Aided by the Spanish populace, the British are defeating the French. They come over a hill and charge the wagons transporting the prostitutes. The French escort abandons the wagons, and Alicia catches the eye of a British officer. Lorenzo is caught fleeing the invasion, and Spain reinstates the Inquisition. Lorenzo is sentenced to death.

On the scaffold, Lorenzo sees Alicia, next to the British officer, scoffing at him. He also sees Goya sketching the scene at a distance. Inés is also in the crowd and calls to Lorenzo, showing him the baby that she thinks is their daughter. Refusing to repent despite pleas from his former colleagues, Lorenzo is garroted. Lorenzo's body is taken away, escorted by Inés still carrying the child, with Goya calling for her. She glances back with a smile, but continues to accompany Lorenzo's body, with Goya following behind.

==Cast==
- Natalie Portman as Inés Bilbatúa and Alicia
- Javier Bardem as Lorenzo Casamares
- Stellan Skarsgård as Francisco Goya
- Michael Lonsdale as the Inquisitor General Father Gregorio
- Randy Quaid as King Charles IV
- Blanca Portillo as Queen María Luisa
- José Luis Gómez as Tomás Bilbatúa
- Mabel Rivera as María Isabel Bilbatúa
- Unax Ugalde as Ángel Bilbatúa
- Fernando Tielve as Álvaro Bilbatúa
- Julian Wadham as Joseph Bonaparte
- Manuel Brun as King Ferdinand VII

==Production==
Actual Goya paintings were used in the film, except for those which were supposed to resemble Bardem and Portman. Close-ups of Goya's hands creating his paintings used an actual artist.

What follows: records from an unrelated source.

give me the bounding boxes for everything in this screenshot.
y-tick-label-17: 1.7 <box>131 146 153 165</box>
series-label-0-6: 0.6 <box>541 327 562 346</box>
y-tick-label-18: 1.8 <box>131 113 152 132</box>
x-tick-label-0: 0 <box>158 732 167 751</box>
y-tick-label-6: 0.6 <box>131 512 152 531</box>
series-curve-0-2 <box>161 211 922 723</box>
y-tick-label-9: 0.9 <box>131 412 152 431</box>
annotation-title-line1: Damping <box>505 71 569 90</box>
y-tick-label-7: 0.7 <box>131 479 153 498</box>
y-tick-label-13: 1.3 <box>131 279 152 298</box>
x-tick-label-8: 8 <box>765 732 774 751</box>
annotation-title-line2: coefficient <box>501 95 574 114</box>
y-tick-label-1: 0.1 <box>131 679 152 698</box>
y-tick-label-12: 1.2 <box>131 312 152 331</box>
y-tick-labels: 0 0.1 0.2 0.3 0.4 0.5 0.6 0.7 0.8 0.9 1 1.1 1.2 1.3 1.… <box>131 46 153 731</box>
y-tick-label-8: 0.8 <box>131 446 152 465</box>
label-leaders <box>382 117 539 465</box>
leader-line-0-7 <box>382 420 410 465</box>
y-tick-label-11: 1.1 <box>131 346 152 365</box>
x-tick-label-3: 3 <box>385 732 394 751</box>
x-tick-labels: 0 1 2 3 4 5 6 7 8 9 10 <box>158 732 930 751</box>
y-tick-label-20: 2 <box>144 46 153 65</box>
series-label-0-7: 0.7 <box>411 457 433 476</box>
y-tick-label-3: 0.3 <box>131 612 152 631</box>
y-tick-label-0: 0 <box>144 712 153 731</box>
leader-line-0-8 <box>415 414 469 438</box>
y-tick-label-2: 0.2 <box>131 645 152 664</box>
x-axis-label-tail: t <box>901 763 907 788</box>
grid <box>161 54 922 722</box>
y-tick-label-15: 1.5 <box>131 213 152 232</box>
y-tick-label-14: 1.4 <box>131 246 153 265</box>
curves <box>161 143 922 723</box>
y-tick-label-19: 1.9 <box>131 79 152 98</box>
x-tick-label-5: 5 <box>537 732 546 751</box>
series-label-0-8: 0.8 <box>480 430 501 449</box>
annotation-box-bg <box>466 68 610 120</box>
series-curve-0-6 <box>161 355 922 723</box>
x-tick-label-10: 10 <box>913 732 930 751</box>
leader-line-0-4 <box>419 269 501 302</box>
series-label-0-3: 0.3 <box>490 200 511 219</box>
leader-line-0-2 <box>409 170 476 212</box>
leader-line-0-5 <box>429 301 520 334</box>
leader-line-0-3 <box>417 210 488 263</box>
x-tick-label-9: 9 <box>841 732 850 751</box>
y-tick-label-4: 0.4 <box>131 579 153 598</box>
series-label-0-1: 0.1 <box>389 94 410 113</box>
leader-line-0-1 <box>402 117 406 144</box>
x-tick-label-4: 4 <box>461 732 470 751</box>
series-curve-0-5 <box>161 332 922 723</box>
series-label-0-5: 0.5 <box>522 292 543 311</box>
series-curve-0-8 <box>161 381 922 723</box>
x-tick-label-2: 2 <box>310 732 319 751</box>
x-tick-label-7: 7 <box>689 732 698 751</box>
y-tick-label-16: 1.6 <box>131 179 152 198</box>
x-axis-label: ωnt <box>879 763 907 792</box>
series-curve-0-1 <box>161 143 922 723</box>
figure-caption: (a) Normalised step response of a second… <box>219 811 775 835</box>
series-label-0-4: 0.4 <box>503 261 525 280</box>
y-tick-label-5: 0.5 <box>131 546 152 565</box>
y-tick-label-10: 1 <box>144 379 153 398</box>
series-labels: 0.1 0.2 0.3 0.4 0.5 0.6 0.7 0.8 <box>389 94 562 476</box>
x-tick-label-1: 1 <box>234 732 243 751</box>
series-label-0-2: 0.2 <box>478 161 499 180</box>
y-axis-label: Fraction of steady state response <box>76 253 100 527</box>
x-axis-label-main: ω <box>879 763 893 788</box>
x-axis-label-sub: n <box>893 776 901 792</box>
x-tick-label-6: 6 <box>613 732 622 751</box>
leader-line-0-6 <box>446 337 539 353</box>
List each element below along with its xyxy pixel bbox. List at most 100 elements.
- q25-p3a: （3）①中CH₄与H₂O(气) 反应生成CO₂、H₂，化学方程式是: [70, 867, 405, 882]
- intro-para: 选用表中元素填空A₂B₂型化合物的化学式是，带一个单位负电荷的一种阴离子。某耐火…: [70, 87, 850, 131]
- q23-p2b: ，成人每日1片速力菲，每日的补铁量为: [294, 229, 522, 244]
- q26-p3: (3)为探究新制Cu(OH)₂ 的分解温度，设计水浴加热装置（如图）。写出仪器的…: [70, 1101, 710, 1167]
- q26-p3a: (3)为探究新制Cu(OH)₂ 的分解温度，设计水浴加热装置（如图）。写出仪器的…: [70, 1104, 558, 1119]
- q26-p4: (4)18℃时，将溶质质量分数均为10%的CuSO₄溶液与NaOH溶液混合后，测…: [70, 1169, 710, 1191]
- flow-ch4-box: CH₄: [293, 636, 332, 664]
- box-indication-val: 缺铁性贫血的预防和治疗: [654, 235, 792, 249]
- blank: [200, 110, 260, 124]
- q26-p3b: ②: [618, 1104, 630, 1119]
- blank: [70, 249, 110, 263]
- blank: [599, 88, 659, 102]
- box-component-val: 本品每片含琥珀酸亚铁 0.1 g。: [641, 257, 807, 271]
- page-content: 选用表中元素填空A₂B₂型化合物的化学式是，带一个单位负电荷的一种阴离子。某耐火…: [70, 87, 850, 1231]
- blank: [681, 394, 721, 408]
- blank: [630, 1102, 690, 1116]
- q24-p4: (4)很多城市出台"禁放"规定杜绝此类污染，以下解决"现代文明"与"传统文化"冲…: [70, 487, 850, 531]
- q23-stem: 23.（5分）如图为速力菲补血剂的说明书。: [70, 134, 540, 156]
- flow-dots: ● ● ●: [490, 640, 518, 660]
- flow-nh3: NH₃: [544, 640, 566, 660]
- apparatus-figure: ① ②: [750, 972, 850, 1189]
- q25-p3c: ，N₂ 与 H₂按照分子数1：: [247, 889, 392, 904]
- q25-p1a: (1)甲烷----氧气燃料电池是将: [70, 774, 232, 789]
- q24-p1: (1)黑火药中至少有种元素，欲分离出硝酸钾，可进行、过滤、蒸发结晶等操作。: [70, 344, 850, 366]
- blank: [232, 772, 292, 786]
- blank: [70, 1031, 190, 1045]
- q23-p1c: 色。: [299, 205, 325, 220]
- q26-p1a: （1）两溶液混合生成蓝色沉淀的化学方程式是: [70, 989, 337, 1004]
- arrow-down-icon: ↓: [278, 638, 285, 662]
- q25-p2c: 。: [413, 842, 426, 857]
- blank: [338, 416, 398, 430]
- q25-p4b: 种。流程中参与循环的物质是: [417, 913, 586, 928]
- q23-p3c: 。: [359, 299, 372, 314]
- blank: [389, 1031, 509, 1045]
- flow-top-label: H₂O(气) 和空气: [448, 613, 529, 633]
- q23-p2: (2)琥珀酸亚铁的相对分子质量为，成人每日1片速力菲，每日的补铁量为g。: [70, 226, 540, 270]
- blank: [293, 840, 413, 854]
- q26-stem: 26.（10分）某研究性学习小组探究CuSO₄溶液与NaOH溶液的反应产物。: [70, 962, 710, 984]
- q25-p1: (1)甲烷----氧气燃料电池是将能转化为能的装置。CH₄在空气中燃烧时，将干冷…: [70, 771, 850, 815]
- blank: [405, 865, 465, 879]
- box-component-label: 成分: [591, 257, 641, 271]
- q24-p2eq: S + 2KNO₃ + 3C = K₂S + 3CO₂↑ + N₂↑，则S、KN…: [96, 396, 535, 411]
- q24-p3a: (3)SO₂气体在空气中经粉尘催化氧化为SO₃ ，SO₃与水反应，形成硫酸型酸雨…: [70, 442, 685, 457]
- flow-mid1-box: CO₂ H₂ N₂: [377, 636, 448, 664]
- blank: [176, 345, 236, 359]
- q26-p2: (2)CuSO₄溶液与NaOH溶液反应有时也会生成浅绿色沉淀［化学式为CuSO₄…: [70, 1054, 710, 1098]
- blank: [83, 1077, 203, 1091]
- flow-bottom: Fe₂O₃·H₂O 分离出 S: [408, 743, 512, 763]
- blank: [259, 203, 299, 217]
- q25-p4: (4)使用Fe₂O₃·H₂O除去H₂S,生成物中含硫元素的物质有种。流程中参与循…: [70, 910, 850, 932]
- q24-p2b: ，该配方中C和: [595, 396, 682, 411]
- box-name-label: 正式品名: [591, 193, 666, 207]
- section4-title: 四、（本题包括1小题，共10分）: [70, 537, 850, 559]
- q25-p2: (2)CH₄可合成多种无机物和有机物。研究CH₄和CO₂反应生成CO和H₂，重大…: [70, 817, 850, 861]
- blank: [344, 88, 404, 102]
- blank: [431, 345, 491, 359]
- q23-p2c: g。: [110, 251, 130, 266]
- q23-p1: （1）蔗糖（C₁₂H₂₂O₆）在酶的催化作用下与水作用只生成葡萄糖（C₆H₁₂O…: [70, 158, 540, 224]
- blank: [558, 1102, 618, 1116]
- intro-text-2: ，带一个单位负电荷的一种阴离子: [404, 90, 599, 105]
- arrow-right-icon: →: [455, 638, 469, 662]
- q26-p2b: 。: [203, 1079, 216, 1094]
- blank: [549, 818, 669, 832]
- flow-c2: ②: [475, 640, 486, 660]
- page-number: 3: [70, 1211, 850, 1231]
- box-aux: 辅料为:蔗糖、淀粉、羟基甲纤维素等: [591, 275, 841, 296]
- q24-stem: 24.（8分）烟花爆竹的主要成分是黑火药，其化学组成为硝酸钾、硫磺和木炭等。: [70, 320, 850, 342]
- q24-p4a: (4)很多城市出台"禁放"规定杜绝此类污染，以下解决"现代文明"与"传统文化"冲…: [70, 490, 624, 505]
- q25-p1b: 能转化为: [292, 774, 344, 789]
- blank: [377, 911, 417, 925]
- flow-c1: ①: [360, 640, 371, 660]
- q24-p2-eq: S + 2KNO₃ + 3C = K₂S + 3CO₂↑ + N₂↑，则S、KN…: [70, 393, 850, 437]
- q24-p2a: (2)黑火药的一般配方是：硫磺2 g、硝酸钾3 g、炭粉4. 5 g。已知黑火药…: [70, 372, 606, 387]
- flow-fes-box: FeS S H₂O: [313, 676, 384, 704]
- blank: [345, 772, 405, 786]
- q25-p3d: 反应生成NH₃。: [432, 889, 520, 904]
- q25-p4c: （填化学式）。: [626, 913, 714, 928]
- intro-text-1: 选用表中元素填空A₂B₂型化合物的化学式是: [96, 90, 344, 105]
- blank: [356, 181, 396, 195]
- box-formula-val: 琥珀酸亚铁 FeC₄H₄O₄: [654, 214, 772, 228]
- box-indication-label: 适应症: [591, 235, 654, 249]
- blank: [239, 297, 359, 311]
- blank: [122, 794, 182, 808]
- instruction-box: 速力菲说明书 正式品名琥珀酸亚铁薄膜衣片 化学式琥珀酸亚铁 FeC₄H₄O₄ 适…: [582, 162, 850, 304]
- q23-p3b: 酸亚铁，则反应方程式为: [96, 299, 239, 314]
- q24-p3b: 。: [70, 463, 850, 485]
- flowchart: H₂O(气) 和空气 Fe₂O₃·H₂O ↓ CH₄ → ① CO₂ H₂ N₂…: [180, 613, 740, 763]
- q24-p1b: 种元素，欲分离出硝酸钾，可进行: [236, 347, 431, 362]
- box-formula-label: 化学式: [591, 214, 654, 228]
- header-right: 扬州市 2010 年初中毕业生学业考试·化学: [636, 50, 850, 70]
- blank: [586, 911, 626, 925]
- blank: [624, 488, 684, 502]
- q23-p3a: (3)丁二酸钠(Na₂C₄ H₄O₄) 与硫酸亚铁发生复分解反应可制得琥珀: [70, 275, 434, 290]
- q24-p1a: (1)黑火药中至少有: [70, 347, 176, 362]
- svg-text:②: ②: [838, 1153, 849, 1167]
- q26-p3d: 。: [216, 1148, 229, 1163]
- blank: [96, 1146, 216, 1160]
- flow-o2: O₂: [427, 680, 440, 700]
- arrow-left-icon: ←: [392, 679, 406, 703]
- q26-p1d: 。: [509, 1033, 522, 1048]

Bardem said he first believed he should have been cast as Goya, but then realized Lorenzo was a "wonderful challenge because he embodies two entirely opposite behaviors."

Skarsgard wore a fat suit at first but enjoyed the food so much he gained enough weight for the role later.

When getting ready to cast Inés, Forman saw Portman on a magazine cover and noticed how much she looked like The Milkmaid of Bordeaux.

==Reception==
===Box office===
The film grossed $2,198,929 in Spain and $1,199,024 in Italy. In the United States, Goya's Ghosts grossed $1,000,626, with a worldwide total of $9,448,082.

===Critical reception===
Goya's Ghosts received poor reviews from critics. Metacritic, which uses a weighted average, assigned the a score of 52 out of 100, based on 25 critics, indicating "mixed or average" reviews.